Everest’s poster, distributed through social media, featured Mentzen himself drinking beer from a cup. Another poster featured Marciniak wearing a Fifa referee kit. A post by Mentzen announcing Marciniak’s presence at the event was shared on Marciniak’s Facebook fanpage.
Marciniak was presented as a speaker on the event’s website alongside Mentzen, who subsequently praised Marciniak as a “genius speaker”.
He is considered one of the most highly rated international referees of his generation. He refereed the 2022 FIFA World Cup final between Argentina and France in December in Qatar and the 2018 Uefa Super Cup between Real Madrid and Atlético Madrid.
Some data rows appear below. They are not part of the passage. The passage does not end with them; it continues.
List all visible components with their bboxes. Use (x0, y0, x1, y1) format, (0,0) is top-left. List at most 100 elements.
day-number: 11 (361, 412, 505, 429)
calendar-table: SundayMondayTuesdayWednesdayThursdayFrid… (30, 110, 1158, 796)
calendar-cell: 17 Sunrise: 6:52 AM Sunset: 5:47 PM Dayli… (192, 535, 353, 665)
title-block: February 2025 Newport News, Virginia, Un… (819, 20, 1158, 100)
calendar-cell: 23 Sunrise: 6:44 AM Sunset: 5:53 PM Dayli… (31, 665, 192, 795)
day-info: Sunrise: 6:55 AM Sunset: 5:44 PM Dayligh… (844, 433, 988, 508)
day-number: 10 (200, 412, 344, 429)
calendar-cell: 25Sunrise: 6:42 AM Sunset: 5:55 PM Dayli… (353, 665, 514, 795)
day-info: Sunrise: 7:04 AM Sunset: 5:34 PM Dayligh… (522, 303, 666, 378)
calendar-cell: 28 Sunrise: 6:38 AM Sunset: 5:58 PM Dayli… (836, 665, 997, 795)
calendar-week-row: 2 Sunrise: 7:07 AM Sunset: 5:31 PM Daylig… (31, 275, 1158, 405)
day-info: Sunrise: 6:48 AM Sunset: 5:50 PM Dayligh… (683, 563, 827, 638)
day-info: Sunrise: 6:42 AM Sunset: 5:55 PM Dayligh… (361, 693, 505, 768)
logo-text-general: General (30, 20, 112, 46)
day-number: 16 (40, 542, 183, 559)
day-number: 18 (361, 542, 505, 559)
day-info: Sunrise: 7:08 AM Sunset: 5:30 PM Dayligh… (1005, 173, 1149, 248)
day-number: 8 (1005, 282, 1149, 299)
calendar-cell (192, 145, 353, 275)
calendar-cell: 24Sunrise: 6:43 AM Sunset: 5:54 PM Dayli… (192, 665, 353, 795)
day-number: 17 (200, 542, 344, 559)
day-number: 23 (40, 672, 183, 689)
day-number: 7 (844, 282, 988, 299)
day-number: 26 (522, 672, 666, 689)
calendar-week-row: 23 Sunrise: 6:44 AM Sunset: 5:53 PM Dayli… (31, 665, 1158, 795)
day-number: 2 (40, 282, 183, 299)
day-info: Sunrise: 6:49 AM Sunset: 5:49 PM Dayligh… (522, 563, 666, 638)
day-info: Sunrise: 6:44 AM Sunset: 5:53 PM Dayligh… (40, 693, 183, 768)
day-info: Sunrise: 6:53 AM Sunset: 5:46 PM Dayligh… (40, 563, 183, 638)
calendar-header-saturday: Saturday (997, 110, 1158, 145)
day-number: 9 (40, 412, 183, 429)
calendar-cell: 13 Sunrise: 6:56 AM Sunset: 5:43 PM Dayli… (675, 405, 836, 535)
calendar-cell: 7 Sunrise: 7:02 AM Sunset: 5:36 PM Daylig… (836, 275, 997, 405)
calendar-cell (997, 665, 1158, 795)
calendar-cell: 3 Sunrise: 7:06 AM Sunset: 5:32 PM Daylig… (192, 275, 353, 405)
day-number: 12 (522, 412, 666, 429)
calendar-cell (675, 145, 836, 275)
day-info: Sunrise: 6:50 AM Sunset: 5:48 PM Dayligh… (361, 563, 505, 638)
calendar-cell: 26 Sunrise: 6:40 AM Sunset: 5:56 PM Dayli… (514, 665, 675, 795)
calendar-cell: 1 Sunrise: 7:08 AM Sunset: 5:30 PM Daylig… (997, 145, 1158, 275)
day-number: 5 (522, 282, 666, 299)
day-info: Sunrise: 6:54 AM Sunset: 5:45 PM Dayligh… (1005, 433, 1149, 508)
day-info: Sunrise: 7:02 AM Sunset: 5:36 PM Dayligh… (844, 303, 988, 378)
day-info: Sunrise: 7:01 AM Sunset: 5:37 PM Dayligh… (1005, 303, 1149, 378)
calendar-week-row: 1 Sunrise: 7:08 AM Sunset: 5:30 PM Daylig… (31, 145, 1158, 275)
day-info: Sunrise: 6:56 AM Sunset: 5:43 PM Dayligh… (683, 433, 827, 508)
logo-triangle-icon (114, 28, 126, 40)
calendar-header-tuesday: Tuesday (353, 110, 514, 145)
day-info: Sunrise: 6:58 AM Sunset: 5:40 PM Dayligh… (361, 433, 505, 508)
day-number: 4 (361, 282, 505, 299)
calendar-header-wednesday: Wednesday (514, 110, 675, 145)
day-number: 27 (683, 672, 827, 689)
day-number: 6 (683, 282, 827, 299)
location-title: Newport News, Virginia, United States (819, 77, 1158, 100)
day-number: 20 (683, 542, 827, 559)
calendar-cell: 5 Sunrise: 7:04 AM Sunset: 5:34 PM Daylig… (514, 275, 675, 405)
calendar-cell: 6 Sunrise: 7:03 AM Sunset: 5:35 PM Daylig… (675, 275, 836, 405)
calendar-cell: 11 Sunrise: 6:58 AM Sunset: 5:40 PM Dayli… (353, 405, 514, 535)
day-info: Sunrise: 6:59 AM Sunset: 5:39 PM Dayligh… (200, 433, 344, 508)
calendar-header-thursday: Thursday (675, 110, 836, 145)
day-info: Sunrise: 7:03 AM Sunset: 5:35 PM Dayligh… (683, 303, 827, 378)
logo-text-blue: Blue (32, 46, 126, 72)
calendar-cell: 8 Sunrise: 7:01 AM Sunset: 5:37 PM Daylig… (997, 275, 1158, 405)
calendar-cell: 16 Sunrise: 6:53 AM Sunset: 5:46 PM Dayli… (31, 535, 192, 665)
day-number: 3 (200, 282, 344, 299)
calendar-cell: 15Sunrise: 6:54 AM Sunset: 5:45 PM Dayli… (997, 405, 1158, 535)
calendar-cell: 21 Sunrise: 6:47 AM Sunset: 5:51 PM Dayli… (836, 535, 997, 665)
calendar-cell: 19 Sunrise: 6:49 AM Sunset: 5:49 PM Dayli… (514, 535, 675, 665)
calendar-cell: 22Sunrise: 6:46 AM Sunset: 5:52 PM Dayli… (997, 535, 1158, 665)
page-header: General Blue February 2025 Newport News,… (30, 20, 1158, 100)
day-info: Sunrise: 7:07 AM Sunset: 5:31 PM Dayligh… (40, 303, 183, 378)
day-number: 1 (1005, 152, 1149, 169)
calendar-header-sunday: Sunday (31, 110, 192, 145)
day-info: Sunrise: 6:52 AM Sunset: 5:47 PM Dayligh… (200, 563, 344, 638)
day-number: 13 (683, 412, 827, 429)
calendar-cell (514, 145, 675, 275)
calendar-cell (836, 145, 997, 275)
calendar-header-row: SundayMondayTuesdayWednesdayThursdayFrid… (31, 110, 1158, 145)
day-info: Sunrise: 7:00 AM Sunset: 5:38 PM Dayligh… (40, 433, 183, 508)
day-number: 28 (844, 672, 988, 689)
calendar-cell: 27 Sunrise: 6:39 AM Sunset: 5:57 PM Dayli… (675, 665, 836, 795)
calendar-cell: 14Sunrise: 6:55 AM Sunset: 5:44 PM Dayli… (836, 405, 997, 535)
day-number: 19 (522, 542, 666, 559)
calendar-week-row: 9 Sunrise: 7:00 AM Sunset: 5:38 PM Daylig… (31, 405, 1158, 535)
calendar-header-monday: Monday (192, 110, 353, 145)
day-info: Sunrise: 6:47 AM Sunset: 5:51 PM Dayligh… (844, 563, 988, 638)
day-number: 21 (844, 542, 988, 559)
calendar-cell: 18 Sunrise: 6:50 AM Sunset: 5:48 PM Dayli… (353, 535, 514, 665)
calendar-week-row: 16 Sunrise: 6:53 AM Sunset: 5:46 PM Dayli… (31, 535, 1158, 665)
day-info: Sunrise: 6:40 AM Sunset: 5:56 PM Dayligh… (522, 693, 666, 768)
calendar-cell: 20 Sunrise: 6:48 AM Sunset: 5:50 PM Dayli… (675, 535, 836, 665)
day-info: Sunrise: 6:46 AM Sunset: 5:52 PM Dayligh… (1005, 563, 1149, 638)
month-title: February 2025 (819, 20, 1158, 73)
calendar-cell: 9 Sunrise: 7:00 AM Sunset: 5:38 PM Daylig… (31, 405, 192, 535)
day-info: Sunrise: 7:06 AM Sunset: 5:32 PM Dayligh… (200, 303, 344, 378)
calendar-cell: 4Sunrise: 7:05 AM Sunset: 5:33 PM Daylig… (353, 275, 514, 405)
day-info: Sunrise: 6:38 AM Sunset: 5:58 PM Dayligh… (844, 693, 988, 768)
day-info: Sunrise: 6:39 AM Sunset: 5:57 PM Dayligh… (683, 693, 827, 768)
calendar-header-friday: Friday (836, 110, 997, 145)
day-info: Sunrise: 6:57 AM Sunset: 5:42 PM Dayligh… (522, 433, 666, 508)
He was named “the world’s best referee” by the International Federation of Football History & Statistics in 2013.
The Uefa inquiry into Marciniak’s involvement is expected to be undertaken by its chief of football, Zvonimir Boban, a former Croatian international, and its chief refereeing officer, Roberto Rosetti.
The organisation, mindful of a slew of recent claims of racism in football, is planning to make another announcement on Friday.
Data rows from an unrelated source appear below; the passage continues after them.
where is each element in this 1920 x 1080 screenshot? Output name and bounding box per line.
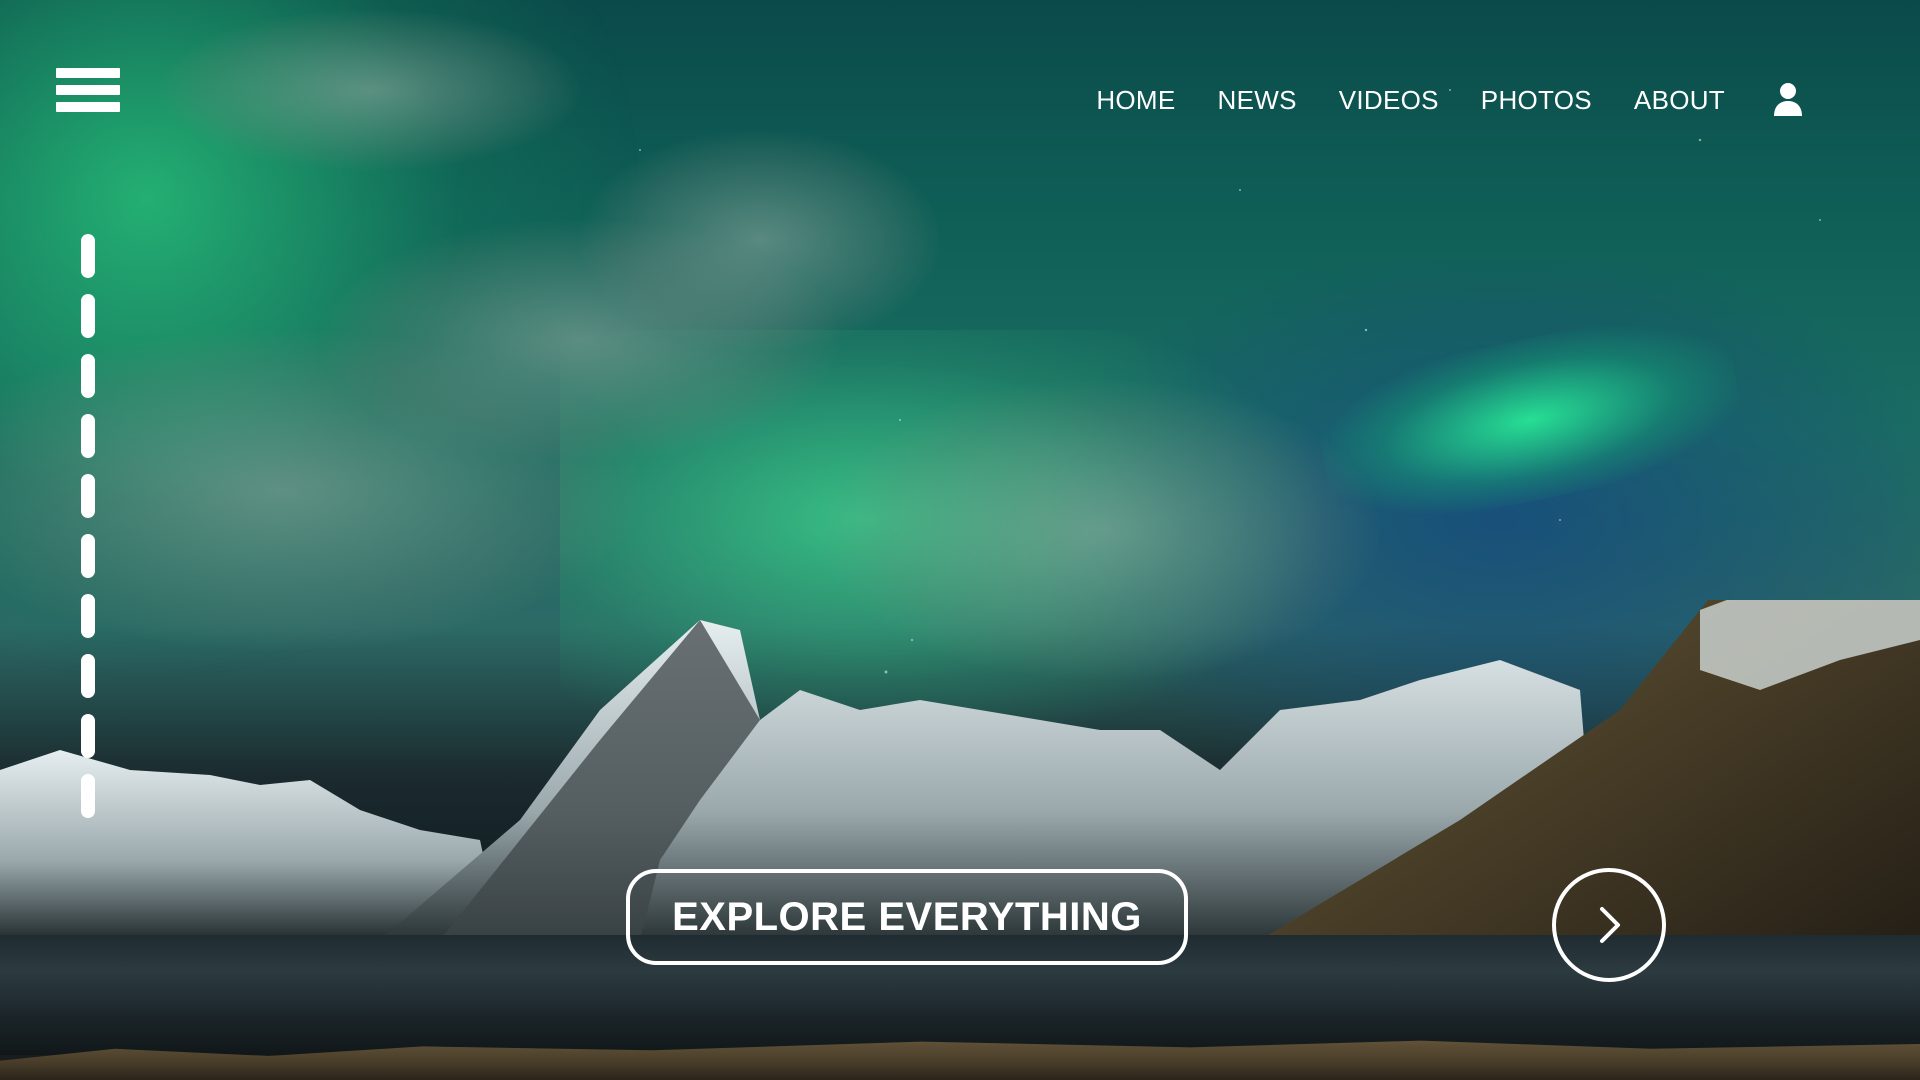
slide-dot[interactable] — [81, 534, 95, 578]
slide-dot[interactable] — [81, 414, 95, 458]
menu-bar — [56, 68, 120, 78]
slide-indicator — [81, 234, 95, 834]
nav-news[interactable]: NEWS — [1218, 85, 1297, 116]
chevron-right-icon — [1600, 907, 1620, 943]
nav-videos[interactable]: VIDEOS — [1339, 85, 1439, 116]
nav-photos[interactable]: PHOTOS — [1481, 85, 1592, 116]
user-icon[interactable] — [1772, 82, 1804, 118]
hero-background: HOME NEWS VIDEOS PHOTOS ABOUT EXPLORE EV… — [0, 0, 1920, 1080]
slide-dot[interactable] — [81, 234, 95, 278]
user-icon-graphic — [1774, 83, 1802, 116]
slide-dot[interactable] — [81, 294, 95, 338]
slide-dot[interactable] — [81, 714, 95, 758]
main-navigation: HOME NEWS VIDEOS PHOTOS ABOUT — [1096, 80, 1725, 120]
nav-about[interactable]: ABOUT — [1634, 85, 1725, 116]
slide-dot[interactable] — [81, 354, 95, 398]
slide-dot[interactable] — [81, 474, 95, 518]
menu-bar — [56, 85, 120, 95]
next-slide-button[interactable] — [1552, 868, 1666, 982]
slide-dot[interactable] — [81, 594, 95, 638]
nav-home[interactable]: HOME — [1096, 85, 1175, 116]
slide-dot[interactable] — [81, 654, 95, 698]
hamburger-menu-icon[interactable] — [56, 68, 120, 124]
explore-everything-button[interactable]: EXPLORE EVERYTHING — [626, 869, 1188, 965]
menu-bar — [56, 102, 120, 112]
slide-dot[interactable] — [81, 774, 95, 818]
The Everest meeting in Katowice was advertised as a networking event for influential people to share their experience, with the most famous personality accepting the politician’s invitation being Marciniak, reports claimed.
Mentzen, who also buys and markets beer, told one journalist that the event would be a different type of conference. “The atmosphere will be closer to a rock concert, a boxing gala than a lecture hall,” he was quoted saying.
Mentzen, who spoke at the event, achieved notoriety in 2019 when he addressed a rally of the Confederation, a far-right group formed from extremist and nationalist parties and social movements.
He told supporters: “We don’t want the Jews, the homosexuals, abortion, taxes and the European Union.”
Mentzen’s brewery produced the beer White IPA Matters two years ago, accompanied by an advertisement showing a black barman drinking it in a bar decorated with Confederate flags, which sparked hundreds of complaints.
Other beers produced by the firm include Polish Freedom and Keeper of Texas. In February, he became co-chair of the council of leaders of the Confederation party.
Pankowski said Never Again was not calling for Marciniak’s removal from officiating the Champions League final, but hoped he would distance himself from the far right.
Uefa has faced repeated criticism for failing to tackle racism. The former France and Arsenal forward Thierry Henry expressed his frustration in April at gestures by football’s authorities including Uefa such as No To Racism patches on shirt sleeves and joint team photographs before games.
“I’ve had enough of looking at No To Racism on shirts. I’ve had enough of that lousy picture at the beginning of the game when we all come and focus on what’s on the field,” he said.
Uefa was condemned last year after fining Sevilla £4,319 for fans’ racist abuse of the Manchester City player Rico Lewis.